Berwisata ke Toboali, ibukota Bangka Selatan, tentu kita akan mampir ke Kawasan Simpang Lima. Sejak program penataan wajah kota yang dimulai pada tahun 2022, penampakan kawasan tersebut menjadi sangat instagramable. Setiap sore orang-orang akan duduk bersantai di kursi taman yang telah disediakan untuk bercengkerama dan bersenda gurau. Salah satu ikon di kawasan itu adalah Benteng Toboali dan Kelenteng Dewi Sin Mu yang merupakan bukti  keberadaan Kota Toboali sejak ratusan tahun silam. Kedua tempat bersejarah itu memiliki kisah yang mengharu biru. Mari kita simak ceritanya!
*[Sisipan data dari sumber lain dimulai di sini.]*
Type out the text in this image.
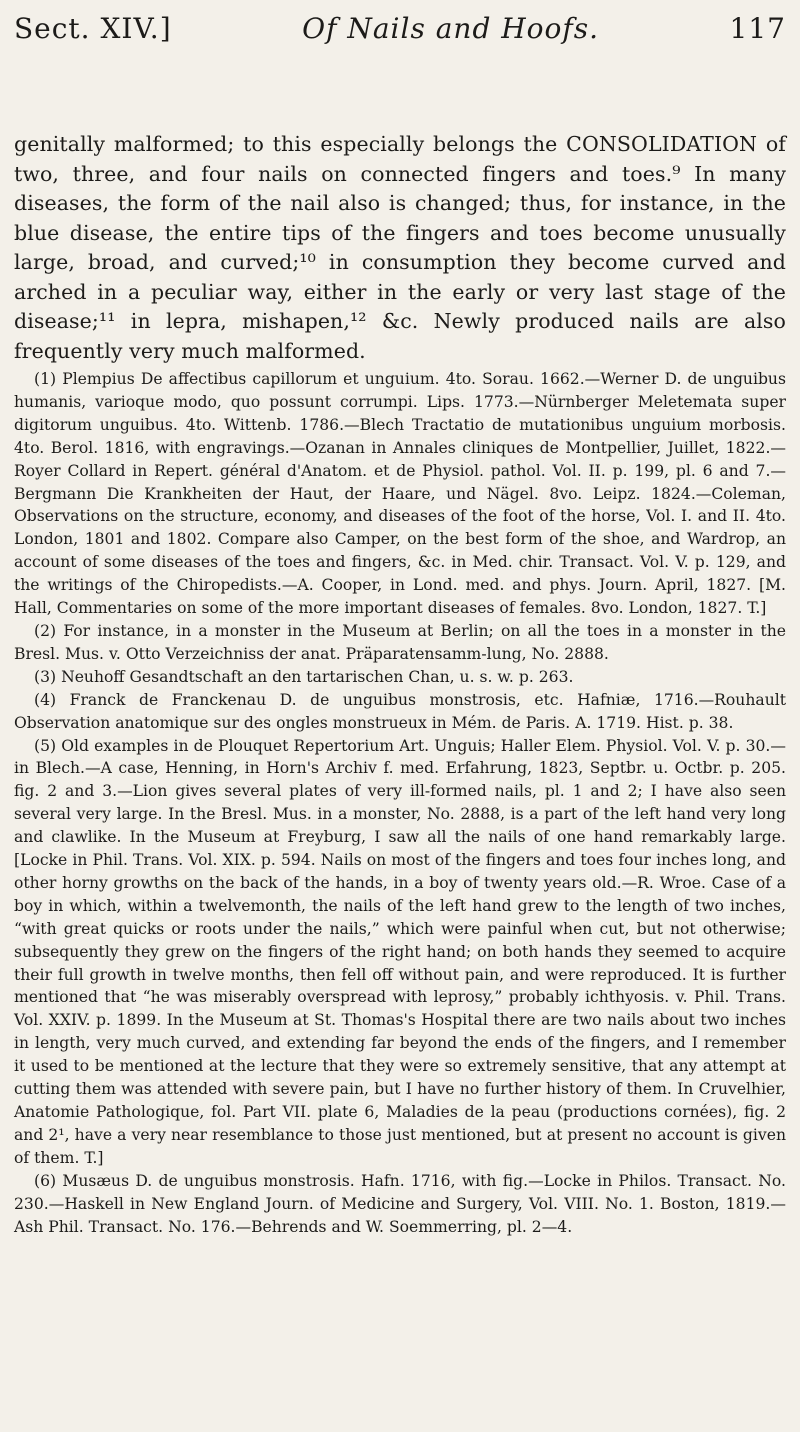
Sect. XIV.]	Of Nails and Hoofs.	117

genitally malformed; to this especially belongs the CONSOLIDATION of two, three, and four nails on connected fingers and toes.⁹ In many diseases, the form of the nail also is changed; thus, for instance, in the blue disease, the entire tips of the fingers and toes become unusually large, broad, and curved;¹⁰ in consumption they become curved and arched in a peculiar way, either in the early or very last stage of the disease;¹¹ in lepra, mishapen,¹² &c. Newly produced nails are also frequently very much malformed.

(1) Plempius De affectibus capillorum et unguium. 4to. Sorau. 1662.—Werner D. de unguibus humanis, varioque modo, quo possunt corrumpi. Lips. 1773.—Nürnberger Meletemata super digitorum unguibus. 4to. Wittenb. 1786.—Blech Tractatio de mutationibus unguium morbosis. 4to. Berol. 1816, with engravings.—Ozanan in Annales cliniques de Montpellier, Juillet, 1822.—Royer Collard in Repert. général d'Anatom. et de Physiol. pathol. Vol. II. p. 199, pl. 6 and 7.—Bergmann Die Krankheiten der Haut, der Haare, und Nägel. 8vo. Leipz. 1824.—Coleman, Observations on the structure, economy, and diseases of the foot of the horse, Vol. I. and II. 4to. London, 1801 and 1802. Compare also Camper, on the best form of the shoe, and Wardrop, an account of some diseases of the toes and fingers, &c. in Med. chir. Transact. Vol. V. p. 129, and the writings of the Chiropedists.—A. Cooper, in Lond. med. and phys. Journ. April, 1827. [M. Hall, Commentaries on some of the more important diseases of females. 8vo. London, 1827. T.]

(2) For instance, in a monster in the Museum at Berlin; on all the toes in a monster in the Bresl. Mus. v. Otto Verzeichniss der anat. Präparatensamm-lung, No. 2888.

(3) Neuhoff Gesandtschaft an den tartarischen Chan, u. s. w. p. 263.

(4) Franck de Franckenau D. de unguibus monstrosis, etc. Hafniæ, 1716.—Rouhault Observation anatomique sur des ongles monstrueux in Mém. de Paris. A. 1719. Hist. p. 38.

(5) Old examples in de Plouquet Repertorium Art. Unguis; Haller Elem. Physiol. Vol. V. p. 30.—in Blech.—A case, Henning, in Horn's Archiv f. med. Erfahrung, 1823, Septbr. u. Octbr. p. 205. fig. 2 and 3.—Lion gives several plates of very ill-formed nails, pl. 1 and 2; I have also seen several very large. In the Bresl. Mus. in a monster, No. 2888, is a part of the left hand very long and clawlike. In the Museum at Freyburg, I saw all the nails of one hand remarkably large. [Locke in Phil. Trans. Vol. XIX. p. 594. Nails on most of the fingers and toes four inches long, and other horny growths on the back of the hands, in a boy of twenty years old.—R. Wroe. Case of a boy in which, within a twelvemonth, the nails of the left hand grew to the length of two inches, “with great quicks or roots under the nails,” which were painful when cut, but not otherwise; subsequently they grew on the fingers of the right hand; on both hands they seemed to acquire their full growth in twelve months, then fell off without pain, and were reproduced. It is further mentioned that “he was miserably overspread with leprosy,” probably ichthyosis. v. Phil. Trans. Vol. XXIV. p. 1899. In the Museum at St. Thomas's Hospital there are two nails about two inches in length, very much curved, and extending far beyond the ends of the fingers, and I remember it used to be mentioned at the lecture that they were so extremely sensitive, that any attempt at cutting them was attended with severe pain, but I have no further history of them. In Cruvelhier, Anatomie Pathologique, fol. Part VII. plate 6, Maladies de la peau (productions cornées), fig. 2 and 2¹, have a very near resemblance to those just mentioned, but at present no account is given of them. T.]

(6) Musæus D. de unguibus monstrosis. Hafn. 1716, with fig.—Locke in Philos. Transact. No. 230.—Haskell in New England Journ. of Medicine and Surgery, Vol. VIII. No. 1. Boston, 1819.—Ash Phil. Transact. No. 176.—Behrends and W. Soemmerring, pl. 2—4.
Dikisahkan pada suatu masa, hiduplah sepasang suami istri yang bersahaja dan harmonis. Pasangan yang senantiasa diselimuti kebahagiaan itu bernama Bang Aji dan Ce Li Cin. Bang Aji seorang pemuda tampan dan gagah dari suku Melayu. Sedangkan Ce Li Cin adalah wanita cantik dari suku Tionghoa. Walaupun berbeda suku, tapi mereka sangat serasi dan saling mencintai satu sama lain. Setiap hari Bang Aji pergi melaut sebagai nelayan dan Ce Li Cin dengan setia menunggu pulangnya sang suami tercinta membawa hasil melautnya.
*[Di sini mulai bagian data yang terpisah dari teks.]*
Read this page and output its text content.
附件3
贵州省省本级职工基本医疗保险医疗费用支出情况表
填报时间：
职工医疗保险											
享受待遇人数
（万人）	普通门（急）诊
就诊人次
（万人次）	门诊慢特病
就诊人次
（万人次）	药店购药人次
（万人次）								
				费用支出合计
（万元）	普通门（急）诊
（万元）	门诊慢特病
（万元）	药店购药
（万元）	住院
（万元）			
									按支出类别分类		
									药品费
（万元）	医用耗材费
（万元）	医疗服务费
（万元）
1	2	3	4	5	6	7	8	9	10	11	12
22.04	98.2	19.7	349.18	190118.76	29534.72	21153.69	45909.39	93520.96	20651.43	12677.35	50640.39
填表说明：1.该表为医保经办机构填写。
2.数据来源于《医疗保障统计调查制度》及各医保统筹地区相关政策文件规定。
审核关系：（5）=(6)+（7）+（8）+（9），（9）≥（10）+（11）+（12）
Pada suatu pagi, seperti biasanya Bang Aji siap-siap akan pergi melaut. Sang istri sudah menyiapkan segala keperluan dan bekal untuk suaminya itu. Nasi hangat dan lauk pauk, serta beberapa makanan ringan seperti kue pia nanas buatannya sendiri. Setelah mengecup kening sang istri, Â Bang Aji pun berangkat melaut.
"Aku berangkat dulu, ya, Sayang. Nanti aku bawakan ikan yang banyak."
"Iya, Bang. Hati-hati, ya!"
Sambil menunggu suaminya pulang, Ce Li Cin menyibukkan diri dengan membuat kue pia nanas kesukaan Bang Aji. Kue pia atau bongli piang buatannya memang sangat enak dan terkenal di kampung sekitar karena harum dan lembut. Ce Li Cin pun mendapat tambahan penghasilan dengan menjual kue pia nanas ke tetangga sekitarnya. Lumayanlah buat ditabung untuk menyongsong kelahiran si buah hati mereka sebentar lagi.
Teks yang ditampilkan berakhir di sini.